Important: Disclaimer

This site is no longer active

Since August 2023 we have moved our content to a central Signpost Site

This is not the official site but a store of technical documents and ongoing work. Opinions expressed in posts are not representative of the views of NHS England and any content here should not be regarded as official output in any form. For more information about NHS England please visit our official website

Model Class Reliance for Demonstrating Variable Importance

One of our data science intern projects looked into applying a novel variable importance technique, MCR (model class reliance), to machine learning models in order to assess the Value of Commercial Product Sales Data in Healthcare Prediction. See the write up in the report folder.

Here, we’ll just focus on the variable importance component of the project and where else this technique could be used.

Variable Importance tools

Variable importance tools can, in the main, be broken down into three types: coefficient, decision split, or permutation.

Coefficient feature importance investigates the model outputs from models such as linear or logistic regressions to see if the feature fits.
Decision split feature importance attempts to minimise the split points for algorithms such as random forests, classification and regression trees of some stochastic gradient boosted algorithms.
Permutation feature importance runs the same predictive model many times over different subsets of features and compares the predictive power to understand the mean importance score for each feature.

Whilst permutation techniques can be more resource intensive and require a performance metric to be defined, they are recommended as they are model agnostic, can be applied to complex or opaque models, and can be used to compare features across multiple models.

During the first phase of the project a standard permutation importance tool within the scikit-learn python library was used - the permutation importance function.
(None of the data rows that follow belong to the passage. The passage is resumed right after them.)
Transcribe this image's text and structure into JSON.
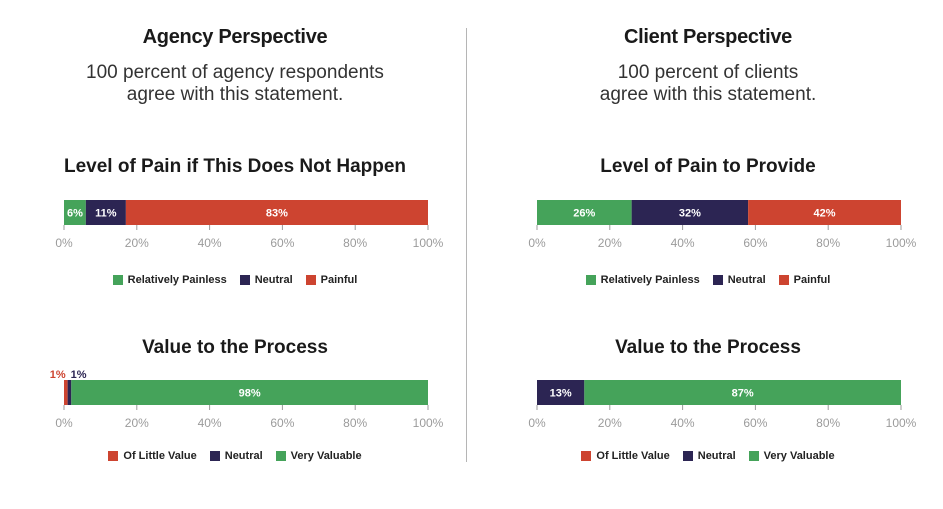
{
  "colors": {
    "green": "#45a35a",
    "navy": "#2c2553",
    "red": "#cd4430",
    "axis": "#9b9b9b"
  },
  "panels": [
    {
      "heading": "Agency Perspective",
      "statement_line1": "100 percent of agency respondents",
      "statement_line2": "agree with this statement."
    },
    {
      "heading": "Client Perspective",
      "statement_line1": "100 percent of clients",
      "statement_line2": "agree with this statement."
    }
  ],
  "chart_data": [
    {
      "type": "bar",
      "title": "Level of Pain if This Does Not Happen",
      "orientation": "horizontal-stacked",
      "x_ticks": [
        "0%",
        "20%",
        "40%",
        "60%",
        "80%",
        "100%"
      ],
      "xlim": [
        0,
        100
      ],
      "series": [
        {
          "name": "Relatively Painless",
          "value": 6,
          "label": "6%",
          "color": "#45a35a"
        },
        {
          "name": "Neutral",
          "value": 11,
          "label": "11%",
          "color": "#2c2553"
        },
        {
          "name": "Painful",
          "value": 83,
          "label": "83%",
          "color": "#cd4430"
        }
      ],
      "legend_position": "bottom"
    },
    {
      "type": "bar",
      "title": "Value to the Process",
      "orientation": "horizontal-stacked",
      "x_ticks": [
        "0%",
        "20%",
        "40%",
        "60%",
        "80%",
        "100%"
      ],
      "xlim": [
        0,
        100
      ],
      "series": [
        {
          "name": "Of Little Value",
          "value": 1,
          "label": "1%",
          "color": "#cd4430"
        },
        {
          "name": "Neutral",
          "value": 1,
          "label": "1%",
          "color": "#2c2553"
        },
        {
          "name": "Very Valuable",
          "value": 98,
          "label": "98%",
          "color": "#45a35a"
        }
      ],
      "legend_position": "bottom"
    },
    {
      "type": "bar",
      "title": "Level of Pain to Provide",
      "orientation": "horizontal-stacked",
      "x_ticks": [
        "0%",
        "20%",
        "40%",
        "60%",
        "80%",
        "100%"
      ],
      "xlim": [
        0,
        100
      ],
      "series": [
        {
          "name": "Relatively Painless",
          "value": 26,
          "label": "26%",
          "color": "#45a35a"
        },
        {
          "name": "Neutral",
          "value": 32,
          "label": "32%",
          "color": "#2c2553"
        },
        {
          "name": "Painful",
          "value": 42,
          "label": "42%",
          "color": "#cd4430"
        }
      ],
      "legend_position": "bottom"
    },
    {
      "type": "bar",
      "title": "Value to the Process",
      "orientation": "horizontal-stacked",
      "x_ticks": [
        "0%",
        "20%",
        "40%",
        "60%",
        "80%",
        "100%"
      ],
      "xlim": [
        0,
        100
      ],
      "series": [
        {
          "name": "Of Little Value",
          "value": 0,
          "label": "",
          "color": "#cd4430"
        },
        {
          "name": "Neutral",
          "value": 13,
          "label": "13%",
          "color": "#2c2553"
        },
        {
          "name": "Very Valuable",
          "value": 87,
          "label": "87%",
          "color": "#45a35a"
        }
      ],
      "legend_position": "bottom"
    }
  ]
}
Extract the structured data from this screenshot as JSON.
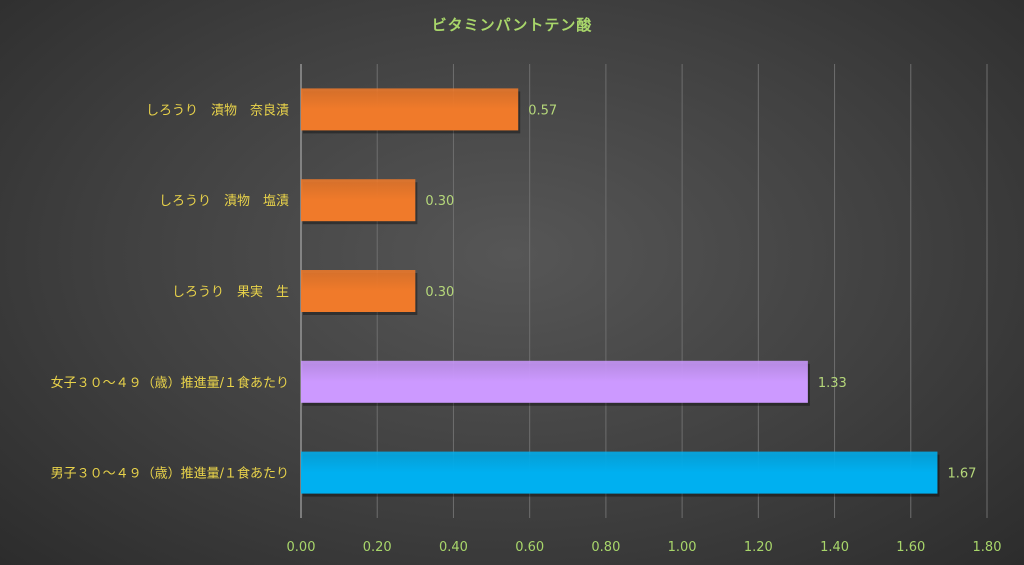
{
  "chart_data": {
    "type": "bar",
    "orientation": "horizontal",
    "title": "ビタミンパントテン酸",
    "xlabel": "",
    "ylabel": "",
    "xlim": [
      0,
      1.8
    ],
    "ticks": [
      "0.00",
      "0.20",
      "0.40",
      "0.60",
      "0.80",
      "1.00",
      "1.20",
      "1.40",
      "1.60",
      "1.80"
    ],
    "grid": true,
    "categories": [
      "しろうり　漬物　奈良漬",
      "しろうり　漬物　塩漬",
      "しろうり　果実　生",
      "女子３０～４９（歳）推進量/１食あたり",
      "男子３０～４９（歳）推進量/１食あたり"
    ],
    "values": [
      0.57,
      0.3,
      0.3,
      1.33,
      1.67
    ],
    "value_labels": [
      "0.57",
      "0.30",
      "0.30",
      "1.33",
      "1.67"
    ],
    "colors": [
      "#f07a2a",
      "#f07a2a",
      "#f07a2a",
      "#cc99ff",
      "#00b0f0"
    ]
  }
}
In addition to this a SHAP (SHapley Additive exPlanations) Analysis was completed, which attributes to each feature the change in the expected model prediction when conditioning on that feature.

By running these variable importance tools on one arbitrary model, misleading results can be given due to the stochastic nature of the model’s machine learning algorithms. This is a problem because different instances of an optimised model class can use different variables (features) and in different ways to achieve the same model predictive performance.

To address the problem of standard variable importance tools only evaluating one instance of a model, MCR (Model Class Reliance) was applied and compared.

Model Class Reliance

MCR was developed by Fisher et al. to compute the feature importance bounds across all optimal models called the Rashomon set for Kernel (SVM) Regression (polynomial run-time). Smith, Mansilla and Goulding introduced a new technique that extends the computation of MCR to Random Forest classifiers and regressors. This new technique is being developed as part of the UKRI CIVIC project.

MCR builds on permutation importance for a single model, computing the permutation feature importance bounds (MCR-, MCR+) for an input variable across all instances of the predictive model; calculating the minimum and maximum impact a variable could have on the predictions across all instances of the model.

Diagrammatic representation of the difference between other variable importance tools and MCR

The base MCR analysis evaluates each feature individually for its importance, for example the importance of ‘minimum temperature’. It does not assess how important a dataset type used to create a number of the models’ features was to predictions as a whole, for example ‘weather’. A Group-MCR version has also been created in order to calculate the effects of variable groups, measuring the importance of a collection of features together on the predictions (See main project report for more details).

Use in Healthcare Predictions

MCR can be used to establish the value of using a variable in a model being created for healthcare predictions, by suggesting which data types must be acquired for a predictive model to work effectively. In a healthcare setting it must be considered whether it is worth the investment in acquiring a type of data if another dataset works equally well, and is more affordable, or easier to access. MCR highlights which data types could be irreplaceable and which could be interchangeable.

MCR results can also be used to guide the reduction of variables in order to create more transparent models for healthcare predictions.

GroupMCR offers us further information by implying how groups of variables may be working together in the model’s algorithms. By enabling the reduction of the number of variables, MCR can also be used to help decrease the dimensionality of the model leading to a more manageable global surface area to search for optimized meta-parameters. Creating the most accurate model possible using the chosen variables, would further evidence the value of their inclusion.